3. Consider this developing of false consensus has other social and political implications too. For example one political party / waring tribe / incumbent party takes over 50% of all major publications in the region assumed to be trusted by Google for factual relevancy and begins publishing complete lies with no evidence at all about their opposition’s members. This would then subvert the opposition quite easily since anything they say would be automatically silenced by Google’s algorithm for violation of consensus. Since this is a marketing blog I will leave it here and allow others cover this in more detail if they so desire.

What I believe happened

I believe that Google did train their MUM model on consensus at first only to impact specific queries that might otherwise be dangerous and to only impact the Featured Snippet or “call out” as Pandu sometimes refers to it. I believe consensus was either released alongside the original HCU rollout in August of 2022 OR was included in that algorithms rollout but only for a relatively small selection of queries most likely impacting the domains of health, finance, and law. If included in the original HCU it was likely dialed back and/or focused on specific cases.

Then a year later, based on the success of the initial rollout, MUM or Gemini or some other model we’re not yet aware of (let’s be honest, it was absolutely not Gemini at this time) was trained on consensus for the rest of the web and included in the September 2023 HCU. Here specific sites were tagged as authorities – likely automatically – by the model, these sites could fail to meet consensus and would simultaneously help establish it for other sites. Since I both believe Google is full of smart people and has plenty of “no people” in their ranks, I assume they also understood the potential downsides and placed mechanisms that would limit how this consensus scoring was applied. Unfortunately, it appears that simply applying the concept so broadly caused mass harm and confusion on the web.
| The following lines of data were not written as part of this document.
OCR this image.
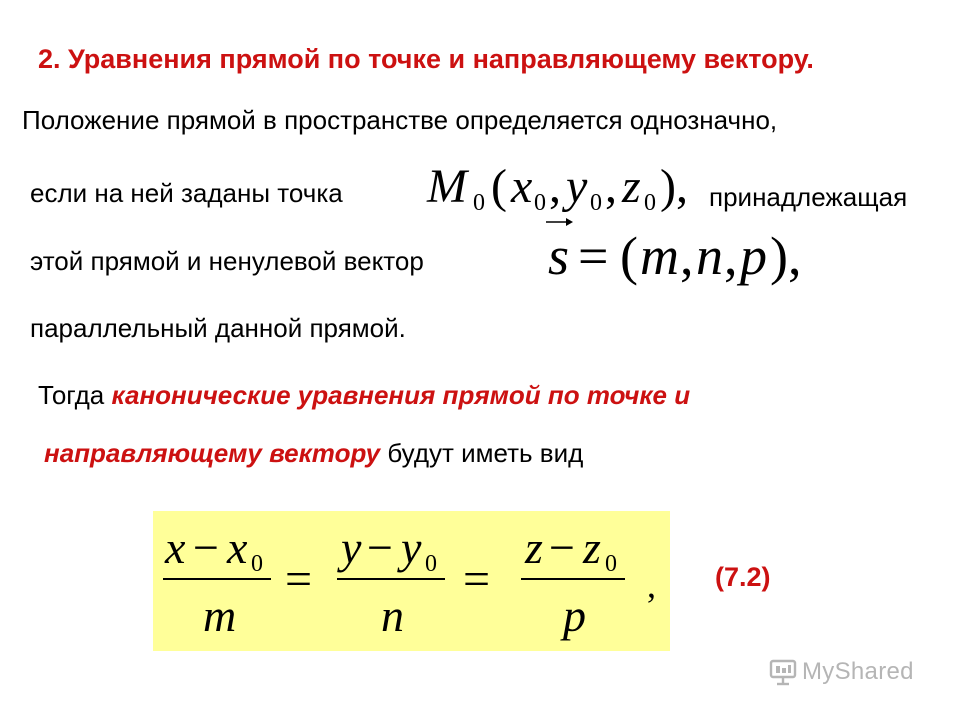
2. Уравнения прямой по точке и направляющему вектору.
Положение прямой в пространстве определяется однозначно,
если на ней заданы точка M 0 ( x 0 , y 0 , z 0 ), принадлежащая
этой прямой и ненулевой вектор s = ( m , n , p ),
параллельный данной прямой.
Тогда канонические уравнения прямой по точке и
направляющему вектору будут иметь вид
x − x 0
m
=
y − y 0
n
=
z − z 0
p
, (7.2)
MyShared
In March of 2024 when the HCU was brought to retirement there were no changes made to how consensus works, only that it was probably added to a variety of different core algorithms.

Finally, during the August 2024 Core Update Google “softened” the blow of consensus slightly allowing a handful of recoveries to blossom.

Consensus as part of the helpful content classifier might even be recorded in Google’s memory for a domain, making recovery difficult or impossible. A website that once told kids to drink only water and failed to tell them about the health benefits of Brawndo for example could always revert back later, the content shouldn’t be allowed to improve just because it changed. This memory might take awhile to develop and perhaps the negative version of the HCU / HCC only runs periodically enough that swapping domains might show recovery temporarily. Over the long-term if the consensus stays maybe that website finally wins the HCU/HCC’s trust and starts ranking again, we’re talking a year or longer most likely.

I Could Be Wrong

This might all be a lot of speculation based on Google’s own statements prior to the HCU from their VP of Search and on observed data from the limited set of data we have access to here.

It is not the first attempt at describing what the HCU was / is, and I am doubtful it will be the last either.

However, getting this out there might inspire someone else to dig in their own data and find similar clues or maybe even inspired a whistleblower at Google to leak something on the topic, or maybe even convince Pandu, Danny, or Prabhakar to come out and tell us what the heck is going on.

Always test theories like this one on your own. See if violating consensus or following it helps your site. Examine the few recoveries that have happened and check archives to see if they adjusted anything to meet what might be consensus. Our attempts all validate this, yours may not.

One thing you should always do though – keep building.